From: Wrangling environmental exposure data: guidance for getting the best information from your laboratory measurements

Approach (see Additional file 4 for example of this approach with real data):
1. Compute precision.
 □ Compute & summarize average relative percent difference (RPD) for duplicate pairs or, if ≥3 side-by-side samples, compute relative standard deviation (RSD):
   If sample results have been normalized (e.g., mass converted to concentration), compute precision with normalized values.
   Compute only for pairs where both samples are detects.

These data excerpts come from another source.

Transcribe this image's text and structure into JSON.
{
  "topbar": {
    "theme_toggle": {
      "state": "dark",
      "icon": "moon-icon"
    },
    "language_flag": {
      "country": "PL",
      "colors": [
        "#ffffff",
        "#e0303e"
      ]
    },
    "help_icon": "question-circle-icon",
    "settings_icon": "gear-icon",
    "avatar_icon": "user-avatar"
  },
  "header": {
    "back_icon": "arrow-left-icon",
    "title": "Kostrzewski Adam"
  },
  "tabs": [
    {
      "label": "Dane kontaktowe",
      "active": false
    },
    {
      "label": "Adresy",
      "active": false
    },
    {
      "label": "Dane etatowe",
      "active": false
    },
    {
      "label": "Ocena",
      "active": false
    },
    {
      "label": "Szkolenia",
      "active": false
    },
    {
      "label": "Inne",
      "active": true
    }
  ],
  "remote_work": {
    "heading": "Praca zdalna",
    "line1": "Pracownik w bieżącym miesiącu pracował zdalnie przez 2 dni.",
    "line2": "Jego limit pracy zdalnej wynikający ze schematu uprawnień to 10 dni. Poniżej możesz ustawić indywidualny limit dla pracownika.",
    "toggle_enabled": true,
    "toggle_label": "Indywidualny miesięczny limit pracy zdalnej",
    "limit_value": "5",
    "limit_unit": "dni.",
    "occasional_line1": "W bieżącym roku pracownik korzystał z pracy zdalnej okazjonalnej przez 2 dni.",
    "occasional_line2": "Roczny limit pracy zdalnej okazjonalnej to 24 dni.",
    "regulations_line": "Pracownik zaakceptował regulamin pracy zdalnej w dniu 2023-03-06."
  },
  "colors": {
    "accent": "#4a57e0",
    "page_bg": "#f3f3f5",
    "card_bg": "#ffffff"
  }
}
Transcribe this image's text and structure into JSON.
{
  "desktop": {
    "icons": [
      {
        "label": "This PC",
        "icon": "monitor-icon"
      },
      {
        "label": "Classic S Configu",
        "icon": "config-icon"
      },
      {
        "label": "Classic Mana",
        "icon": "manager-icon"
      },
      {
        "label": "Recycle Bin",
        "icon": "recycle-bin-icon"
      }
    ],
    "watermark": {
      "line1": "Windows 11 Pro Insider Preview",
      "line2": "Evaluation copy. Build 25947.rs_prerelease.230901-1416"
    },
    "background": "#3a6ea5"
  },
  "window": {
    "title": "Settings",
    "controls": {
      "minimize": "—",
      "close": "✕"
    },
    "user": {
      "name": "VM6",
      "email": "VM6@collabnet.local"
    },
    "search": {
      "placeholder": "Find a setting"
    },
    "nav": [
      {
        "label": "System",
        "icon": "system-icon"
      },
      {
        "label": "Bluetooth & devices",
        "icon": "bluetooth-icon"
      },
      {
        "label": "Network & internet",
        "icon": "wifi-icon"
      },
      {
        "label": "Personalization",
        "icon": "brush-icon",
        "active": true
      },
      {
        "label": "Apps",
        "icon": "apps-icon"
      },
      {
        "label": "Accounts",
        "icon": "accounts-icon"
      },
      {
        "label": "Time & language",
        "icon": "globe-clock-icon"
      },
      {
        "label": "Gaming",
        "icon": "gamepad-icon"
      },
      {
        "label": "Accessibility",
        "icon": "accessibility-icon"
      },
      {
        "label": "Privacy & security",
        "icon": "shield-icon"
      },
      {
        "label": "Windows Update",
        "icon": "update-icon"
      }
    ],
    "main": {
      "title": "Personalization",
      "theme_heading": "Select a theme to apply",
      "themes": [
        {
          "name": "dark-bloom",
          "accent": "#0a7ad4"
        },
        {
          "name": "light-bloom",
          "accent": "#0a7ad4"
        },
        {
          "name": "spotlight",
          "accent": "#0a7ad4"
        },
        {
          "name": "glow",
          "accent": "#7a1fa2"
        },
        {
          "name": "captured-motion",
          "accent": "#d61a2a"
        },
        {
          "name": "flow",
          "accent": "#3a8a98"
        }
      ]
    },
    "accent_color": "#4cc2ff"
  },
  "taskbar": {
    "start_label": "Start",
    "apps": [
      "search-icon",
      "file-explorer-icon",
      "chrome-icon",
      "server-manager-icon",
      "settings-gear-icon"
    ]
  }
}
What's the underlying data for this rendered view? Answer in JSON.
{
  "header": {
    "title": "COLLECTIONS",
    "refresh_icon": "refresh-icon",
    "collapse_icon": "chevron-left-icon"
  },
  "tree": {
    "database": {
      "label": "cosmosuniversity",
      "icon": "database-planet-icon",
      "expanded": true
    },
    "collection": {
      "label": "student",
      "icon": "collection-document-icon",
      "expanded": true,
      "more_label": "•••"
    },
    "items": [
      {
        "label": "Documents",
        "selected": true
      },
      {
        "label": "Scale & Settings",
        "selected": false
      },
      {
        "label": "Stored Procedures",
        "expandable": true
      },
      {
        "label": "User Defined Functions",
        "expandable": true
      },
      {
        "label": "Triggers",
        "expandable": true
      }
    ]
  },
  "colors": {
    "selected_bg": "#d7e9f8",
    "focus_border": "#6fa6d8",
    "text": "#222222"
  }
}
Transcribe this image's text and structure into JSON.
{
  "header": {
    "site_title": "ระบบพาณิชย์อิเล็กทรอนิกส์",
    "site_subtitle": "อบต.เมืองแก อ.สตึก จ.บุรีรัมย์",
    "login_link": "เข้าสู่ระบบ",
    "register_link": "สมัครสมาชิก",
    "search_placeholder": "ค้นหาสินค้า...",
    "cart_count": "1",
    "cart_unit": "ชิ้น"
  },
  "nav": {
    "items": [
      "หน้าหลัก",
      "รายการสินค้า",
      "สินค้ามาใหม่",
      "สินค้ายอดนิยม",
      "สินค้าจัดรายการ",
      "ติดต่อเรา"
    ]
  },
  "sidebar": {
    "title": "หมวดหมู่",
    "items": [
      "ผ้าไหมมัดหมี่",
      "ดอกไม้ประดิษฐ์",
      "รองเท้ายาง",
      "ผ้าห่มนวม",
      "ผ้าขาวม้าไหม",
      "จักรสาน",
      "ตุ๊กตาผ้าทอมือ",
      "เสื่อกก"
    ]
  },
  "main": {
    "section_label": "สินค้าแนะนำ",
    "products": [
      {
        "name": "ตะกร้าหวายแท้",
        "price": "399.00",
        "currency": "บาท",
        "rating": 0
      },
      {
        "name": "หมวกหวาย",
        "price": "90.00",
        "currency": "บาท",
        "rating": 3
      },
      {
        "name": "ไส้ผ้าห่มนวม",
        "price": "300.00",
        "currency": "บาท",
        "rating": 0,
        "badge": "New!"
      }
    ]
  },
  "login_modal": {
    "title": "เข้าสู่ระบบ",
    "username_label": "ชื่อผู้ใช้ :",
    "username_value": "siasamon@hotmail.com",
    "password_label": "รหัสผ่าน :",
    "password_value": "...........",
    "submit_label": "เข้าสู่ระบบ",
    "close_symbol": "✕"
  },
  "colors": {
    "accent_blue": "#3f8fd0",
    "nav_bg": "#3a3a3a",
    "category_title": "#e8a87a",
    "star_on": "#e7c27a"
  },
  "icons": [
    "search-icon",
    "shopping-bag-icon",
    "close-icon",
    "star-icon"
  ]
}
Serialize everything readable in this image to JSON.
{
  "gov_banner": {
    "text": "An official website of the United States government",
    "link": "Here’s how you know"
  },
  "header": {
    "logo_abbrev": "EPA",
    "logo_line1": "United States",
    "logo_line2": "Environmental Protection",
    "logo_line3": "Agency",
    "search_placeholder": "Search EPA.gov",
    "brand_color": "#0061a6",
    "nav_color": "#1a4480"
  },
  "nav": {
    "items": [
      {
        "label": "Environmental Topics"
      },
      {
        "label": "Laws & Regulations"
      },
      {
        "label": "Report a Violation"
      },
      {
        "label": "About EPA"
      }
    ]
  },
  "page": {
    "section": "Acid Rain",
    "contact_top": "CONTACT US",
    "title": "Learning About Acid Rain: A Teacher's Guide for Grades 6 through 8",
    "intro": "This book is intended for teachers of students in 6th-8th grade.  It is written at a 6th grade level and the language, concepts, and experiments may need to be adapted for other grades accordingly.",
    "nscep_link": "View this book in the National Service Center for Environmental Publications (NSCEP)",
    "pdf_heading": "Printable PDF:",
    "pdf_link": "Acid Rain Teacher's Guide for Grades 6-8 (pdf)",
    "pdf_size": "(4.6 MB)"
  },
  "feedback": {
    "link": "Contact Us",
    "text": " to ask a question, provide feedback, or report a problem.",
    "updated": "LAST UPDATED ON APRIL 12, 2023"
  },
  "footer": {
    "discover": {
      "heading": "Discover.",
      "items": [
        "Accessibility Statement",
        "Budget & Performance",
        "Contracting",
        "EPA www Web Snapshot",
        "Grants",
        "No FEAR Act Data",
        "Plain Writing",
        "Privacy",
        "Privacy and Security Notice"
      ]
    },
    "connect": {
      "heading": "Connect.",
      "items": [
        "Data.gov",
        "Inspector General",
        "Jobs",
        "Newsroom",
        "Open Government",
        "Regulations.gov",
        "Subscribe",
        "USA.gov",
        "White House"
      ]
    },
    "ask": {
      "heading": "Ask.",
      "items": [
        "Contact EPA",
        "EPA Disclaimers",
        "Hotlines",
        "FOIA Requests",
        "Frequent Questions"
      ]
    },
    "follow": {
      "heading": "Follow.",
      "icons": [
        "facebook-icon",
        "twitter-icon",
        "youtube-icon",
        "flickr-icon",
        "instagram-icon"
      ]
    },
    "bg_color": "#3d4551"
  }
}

   Also consider precision restricted to pairs where both samples are flagged as “true detects” above the MRL.
2. Visualize duplicate pairs.
 □ This is a good point to pause and check your data and to note/investigate anything that looks unusual (e.g., huge difference in results for two members of a duplicate pair, how tight are detect/non-detect pairs). See Additional file 4: Figure S10A-D for an example.
3. Average duplicates, with non-detects set to lab’s reporting limit.
 □ Calculate average volume and concentration for each pair. Note, can skip this step if only have mass data, or if results were reported by lab as concentrations, rather than as masses that were then normalized to concentrations.
 □ Back calculate new average mass using average volume and average concentration. Or, simply average the duplicate measurements if only have mass data, or if results were reported by lab as concentrations, rather than as masses that were then normalized to concentrations.
 □ Compare new average measurement to MRL to determine data qualifier flag.
 □ Combine duplicate averages back with rest of data.
Reporting:
 □ In publications, we note the range of average RPDs across all chemicals in our QA/QC discussion. We consider average RPD < 30% to be “good” precision.
 □ If a chemical has sporadic blank contamination or variable spike recoveries, excellent precision can increase our confidence in the field sample results.